Universal's "Georgia Rule," starring Lindsay Lohan, Jane Fonda and Felicity Huffman, opened at No. 3 with $5.9 million. Lohan plays a rebellious teen who's put under the charge of her no-nonsense grandma (Fonda).

Lionsgate's "Delta Farce" premiered at No. 5 with $3.5 million. Larry the Cable Guy stars in the comedy about three weekend warriors mistakenly dumped in Mexico, where they take on a gang of bandits.

The Weinstein Co. and MGM's workplace comedy "The Ex" tanked with $1.4 million, coming in at No. 12. The movie stars Zach Braff as a husband dueling with a co-worker who also is his wife's ex-boyfriend.

"Spider-Man 3" made up for an otherwise soft crop of movies. The top-12 films took in $96.9 million, up 14 percent from the same weekend last year, when "Mission: Impossible 3" was No. 1 with $25 million and "Poseidon" debuted in second place with $22.2 million.

Overseas, "Spider-Man 3" pulled in an additional $85.5 million for the weekend, raising its international total to $380 million and worldwide total to $622 million. The previous "Spider-Man" movies each took in about $800 million worldwide, a number "Spider-Man 3" should easily beat.

"Spider-Man 3" has a shot at topping $1 billion worldwide, Bruer said. Only three other movies, "Titanic," "The Lord of the Rings: The Return of the King" and "Pirates of the Caribbean: Dead Man's Chest," have hit that mark.

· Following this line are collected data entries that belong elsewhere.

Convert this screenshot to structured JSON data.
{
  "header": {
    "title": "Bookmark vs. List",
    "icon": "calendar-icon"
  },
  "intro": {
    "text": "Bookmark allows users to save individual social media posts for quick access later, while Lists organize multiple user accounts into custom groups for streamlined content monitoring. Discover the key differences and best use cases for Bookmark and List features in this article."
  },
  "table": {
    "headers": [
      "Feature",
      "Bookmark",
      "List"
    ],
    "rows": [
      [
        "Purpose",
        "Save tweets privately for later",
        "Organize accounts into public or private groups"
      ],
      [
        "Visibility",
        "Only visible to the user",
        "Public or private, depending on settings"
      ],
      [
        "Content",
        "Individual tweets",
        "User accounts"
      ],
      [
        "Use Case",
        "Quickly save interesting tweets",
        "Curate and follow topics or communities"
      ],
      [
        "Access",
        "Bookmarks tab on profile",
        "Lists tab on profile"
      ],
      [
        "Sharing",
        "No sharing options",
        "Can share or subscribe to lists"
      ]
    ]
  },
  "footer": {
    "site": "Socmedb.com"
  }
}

After two weekends of light competition, "Spider-Man 3" faces the summer's next heavy-hitter Friday with the debut of DreamWorks Animation's "Shrek the Third," the latest adventure of the cartoon ogre.

A week later, Disney's "Pirates of the Caribbean: At World's End" sails into theaters, the Johnny Depp action comedy joining "Spider-Man 3" and "Shrek the Third" to set up what could be Hollywood's biggest Memorial Day weekend ever.

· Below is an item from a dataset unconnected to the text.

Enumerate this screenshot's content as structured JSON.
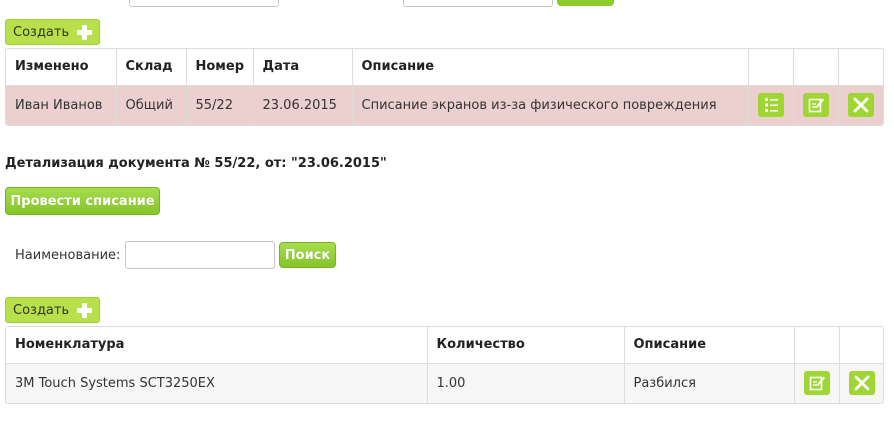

Estimated ticket sales for Friday through Sunday at U.S. and Canadian theaters, according to Media By Numbers LLC. Final figures will be released Monday.

1. "Spider-Man 3," $60 million.

2. "28 Weeks Later," $10 million.

3. "Georgia Rule," $5.9 million.

4. "Disturbia," $4.8 million.

5. "Delta Farce," $3.5 million.

6. "Fracture," $2.9 million.

7. "The Invisible," $2.2 million.

8. "Hot Fuzz," $1.7 million.

9. "Next," $1.604 million.

10. "Meet the Robinsons," $1.6 million.